Summary More than two dozen people injured in Afghan mosque blast
KABUL (AFP) - At least 25 Afghan civilians were wounded when a bomb ripped through a crowd of worshippers waiting for food to break their Ramadan fast inside a mosque compound in northern Afghanistan Monday, officials said.
The violence comes a day after a suicide attacker killed 33 people in one of the deadliest day for civilians this year, as insurgents ramp up violence across the country.
Monday s bombing in the city of Puli Khumri, capital of Afghanistan s Baghlan province came as worshippers had finished their evening prayers in a local mosque and were waiting for food packages, provided by the local government, to break the dawn-til-dusk fast held throughout the holy month of Ramadan.
"The explosives had been placed inside the mosque compound, and went off as the worshippers and poor people had gathered to receive the food packages," provincial police chief Abdul Jabar Purdeli told AFP.
"Twenty-eight people, the majority of them civilians, were injured. Four are in serious condition," he said.
Interior ministry spokesman Sediq Sediqqi put the wounded toll at 25, however, including one female member of the provincial council.
There was no immediate claim of responsibility for the blast, though authorities pointed the finger at the Taliban.
The Islamist militants have been waging a fierce insurgency against the Western-backed government in Kabul since the toppling of their regime in 2001.
Also on Monday, two Improved Explosive Devices (IEDs) went off in the capital Kabul in back-to-back blasts.
No one was hurt in the explosions, police said.
One of the detonations struck close to a popular bowling alley, while the second went off moments later near a shopping mall, according to witnesses.

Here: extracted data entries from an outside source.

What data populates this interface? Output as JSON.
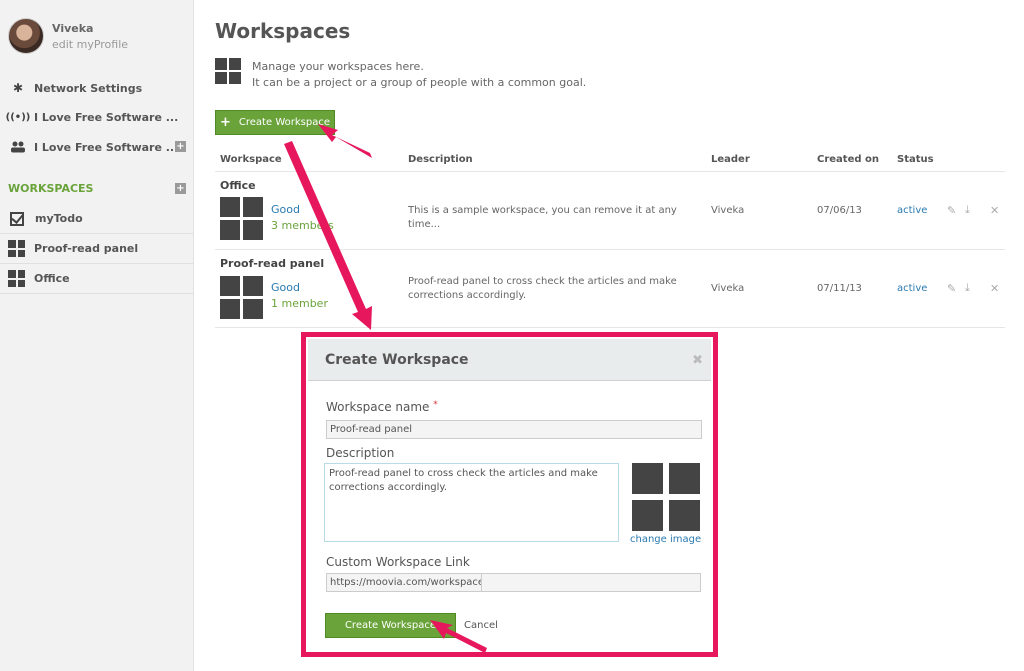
{
  "sidebar": {
    "profile": {
      "name": "Viveka",
      "edit_link": "edit myProfile"
    },
    "items": [
      {
        "label": "Network Settings",
        "icon": "gear-icon"
      },
      {
        "label": "I Love Free Software ...",
        "icon": "wifi-icon"
      },
      {
        "label": "I Love Free Software ...",
        "icon": "people-icon"
      }
    ],
    "workspaces_heading": "WORKSPACES",
    "workspaces": [
      {
        "label": "myTodo",
        "icon": "checkbox-icon"
      },
      {
        "label": "Proof-read panel",
        "icon": "grid-icon"
      },
      {
        "label": "Office",
        "icon": "grid-icon"
      }
    ],
    "plus_glyph": "+"
  },
  "main": {
    "title": "Workspaces",
    "intro_line1": "Manage your workspaces here.",
    "intro_line2": "It can be a project or a group of people with a common goal.",
    "create_button": "Create Workspace",
    "columns": [
      "Workspace",
      "Description",
      "Leader",
      "Created on",
      "Status"
    ],
    "rows": [
      {
        "name": "Office",
        "rating": "Good",
        "members": "3 members",
        "description": "This is a sample workspace, you can remove it at any time...",
        "leader": "Viveka",
        "created": "07/06/13",
        "status": "active"
      },
      {
        "name": "Proof-read panel",
        "rating": "Good",
        "members": "1 member",
        "description": "Proof-read panel to cross check the articles and make corrections accordingly.",
        "leader": "Viveka",
        "created": "07/11/13",
        "status": "active"
      }
    ]
  },
  "modal": {
    "title": "Create Workspace",
    "name_label": "Workspace name",
    "required_mark": "*",
    "name_value": "Proof-read panel",
    "description_label": "Description",
    "description_value": "Proof-read panel to cross check the articles and make corrections accordingly.",
    "change_image": "change image",
    "link_label": "Custom Workspace Link",
    "link_prefix": "https://moovia.com/workspace/",
    "link_value": "",
    "submit": "Create Workspace",
    "cancel": "Cancel"
  },
  "colors": {
    "accent_green": "#6aa33a",
    "link_blue": "#2a7ab0",
    "highlight_pink": "#e6175c"
  }
}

On Sunday a suicide car bomber struck near a military base in eastern province of Khost, where Afghan and foreign soldiers are stationed, killing 33 people, most of them civilians.
Taliban insurgents launched a countrywide offensive in late April, stepping up attacks on government and foreign targets in what is expected to be the bloodiest fighting season in a decade.
However it is ordinary Afghans who are paying the price, the UN mission in the country has said, with almost 1,000 civilians killed during the first four months of this year, a sharp jump from the same period last year.
NATO ended its combat mission in Afghanistan in December, leaving local forces to battle the Taliban alone, but a residual force remains for training and counter-terrorism operations.